以上、好ましい(D)シランカップリング剤を例示したが、より好ましくは、γ−グリシドキシプロピルトリメトキシシラン、γ−グリシドキシプロピルトリエトキシシラン、γ−グリシドキシプロピルメチルジメトキシシラン、γ−グリシドキシプロピルメチルジエトキシシラン、β−(3,4−エポキシシクロヘキシル)エチルトリメトキシシラン、γ−(3,4−エポキシシクロヘキシル)プロピルトリメトキシシラン、γ−メルカプトプロピルトリメトキシシラン、γ−メルカプトプロピルトリエトキシシラン、γ−メルカプトプロピルメチルジメトキシシラン、γ−メルカプトプロピルメチルジエトキシシランなどのエポキシ基またはメルカプト基を有するシランカップリング剤であり、特に好ましくは、γ−メルカプトプロピルトリメトキシシラン、γ−メルカプトプロピルトリエトキシシラン、γ−メルカプトプロピルメチルジメトキシシラン、γ−メルカプトプロピルメチルジエトキシシランなどのメルカプト基を有するシランカップリング剤である。
これら(D)シランカップリング剤は単独でも2種類以上を混合して使用してもかまわない。(D)シランカップリング剤を使用する場合の添加量は、(A)チイラン環を有する化合物100重量部に対して好ましくは1〜30重量部であり、更に好ましくは1〜20重量部である。
本発明では、必要に応じて、更に無機フィラーを添加することが可能であり、無機フィラーの添加により、屈折率と硬度に優れるコーティング膜を得ることができる。

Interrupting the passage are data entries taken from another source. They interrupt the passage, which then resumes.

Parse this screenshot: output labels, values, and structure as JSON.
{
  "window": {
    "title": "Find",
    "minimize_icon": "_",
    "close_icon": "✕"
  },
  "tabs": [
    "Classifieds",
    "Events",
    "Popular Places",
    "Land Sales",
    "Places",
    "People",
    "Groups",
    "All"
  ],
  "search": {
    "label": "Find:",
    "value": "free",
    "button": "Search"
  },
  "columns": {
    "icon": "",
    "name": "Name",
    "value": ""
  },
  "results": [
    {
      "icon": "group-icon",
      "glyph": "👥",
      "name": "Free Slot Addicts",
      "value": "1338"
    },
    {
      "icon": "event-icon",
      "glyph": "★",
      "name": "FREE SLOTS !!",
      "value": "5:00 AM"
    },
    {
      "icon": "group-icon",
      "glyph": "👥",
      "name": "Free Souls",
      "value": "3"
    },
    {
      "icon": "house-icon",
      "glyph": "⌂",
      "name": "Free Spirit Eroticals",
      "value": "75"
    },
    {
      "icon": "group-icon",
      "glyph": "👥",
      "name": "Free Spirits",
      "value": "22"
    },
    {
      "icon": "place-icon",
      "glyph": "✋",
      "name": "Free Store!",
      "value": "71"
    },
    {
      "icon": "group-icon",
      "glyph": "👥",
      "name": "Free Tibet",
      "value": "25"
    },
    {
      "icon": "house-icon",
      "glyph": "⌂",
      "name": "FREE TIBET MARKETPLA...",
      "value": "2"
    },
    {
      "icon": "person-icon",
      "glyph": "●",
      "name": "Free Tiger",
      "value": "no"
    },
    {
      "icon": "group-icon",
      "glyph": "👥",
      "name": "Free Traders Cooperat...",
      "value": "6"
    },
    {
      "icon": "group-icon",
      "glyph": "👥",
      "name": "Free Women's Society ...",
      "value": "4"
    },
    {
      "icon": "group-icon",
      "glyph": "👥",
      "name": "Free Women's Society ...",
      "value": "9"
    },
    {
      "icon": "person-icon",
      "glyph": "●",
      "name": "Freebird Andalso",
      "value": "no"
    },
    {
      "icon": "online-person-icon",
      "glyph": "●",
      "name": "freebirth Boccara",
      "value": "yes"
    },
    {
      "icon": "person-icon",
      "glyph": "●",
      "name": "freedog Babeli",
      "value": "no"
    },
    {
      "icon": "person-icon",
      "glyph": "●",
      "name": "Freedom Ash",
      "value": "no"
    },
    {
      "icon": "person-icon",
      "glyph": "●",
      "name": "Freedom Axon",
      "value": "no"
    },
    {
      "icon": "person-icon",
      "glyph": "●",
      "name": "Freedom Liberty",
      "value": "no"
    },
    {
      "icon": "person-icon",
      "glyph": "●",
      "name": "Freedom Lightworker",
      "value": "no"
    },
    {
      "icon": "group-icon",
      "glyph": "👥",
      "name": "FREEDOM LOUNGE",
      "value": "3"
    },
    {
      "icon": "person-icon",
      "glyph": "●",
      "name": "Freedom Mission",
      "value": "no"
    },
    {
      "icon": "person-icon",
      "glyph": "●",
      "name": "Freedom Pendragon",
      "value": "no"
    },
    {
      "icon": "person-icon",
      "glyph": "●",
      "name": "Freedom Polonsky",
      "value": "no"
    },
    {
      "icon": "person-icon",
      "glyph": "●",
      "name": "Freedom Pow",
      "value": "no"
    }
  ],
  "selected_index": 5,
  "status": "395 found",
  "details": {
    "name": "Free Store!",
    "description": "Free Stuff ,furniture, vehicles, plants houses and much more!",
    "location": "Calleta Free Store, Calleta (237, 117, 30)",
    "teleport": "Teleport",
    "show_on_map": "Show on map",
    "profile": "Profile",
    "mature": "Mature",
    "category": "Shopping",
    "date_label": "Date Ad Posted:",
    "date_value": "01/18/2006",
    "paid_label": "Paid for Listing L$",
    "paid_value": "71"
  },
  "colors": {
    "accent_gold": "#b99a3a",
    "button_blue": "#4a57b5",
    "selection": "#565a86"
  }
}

無機フィラーの好ましい具体例としては、シリカ、アルミナ、酸化カルシウム、チタニア、酸化セリウム、ジルコニア、酸化亜鉛、酸化スズ、酸化カドミウム、酸化アンチモンおよびこれらの複合物、これらに重合性官能基を導入したものなどがあげられる。これらフィラーは、透明性を確保する面から粒径は細かいほうが好ましく、具体的には数平均粒径が、50nm以下が好ましい。
以上、無機フィラーを例示したが、これらは単独でも2種類以上を混合して使用してもかまわない。無機フィラーを使用する場合の添加量は、(A)チイラン環を有する化合物100重量部に対して、1〜100重量部であり、好ましくは5〜50重量部である。
また、無機フィラーを使用する場合、分散性等を向上させる目的で、通常好適に使用される公知の溶媒類や分散剤等を使用しても構わない。
本発明では、必要に応じ、シランカップリング剤でないチオール基を有する化合物の添加が可能であり、かかる化合物の添加により、着色が少なく、透明性に優れるコーティング膜を得ることができる。チオール基を有する化合物は、1分子内に1個または2個以上のチオール基を有する有機化合物であるが、硬度を高める上で2個以上のチオール基を有する化合物が好ましい。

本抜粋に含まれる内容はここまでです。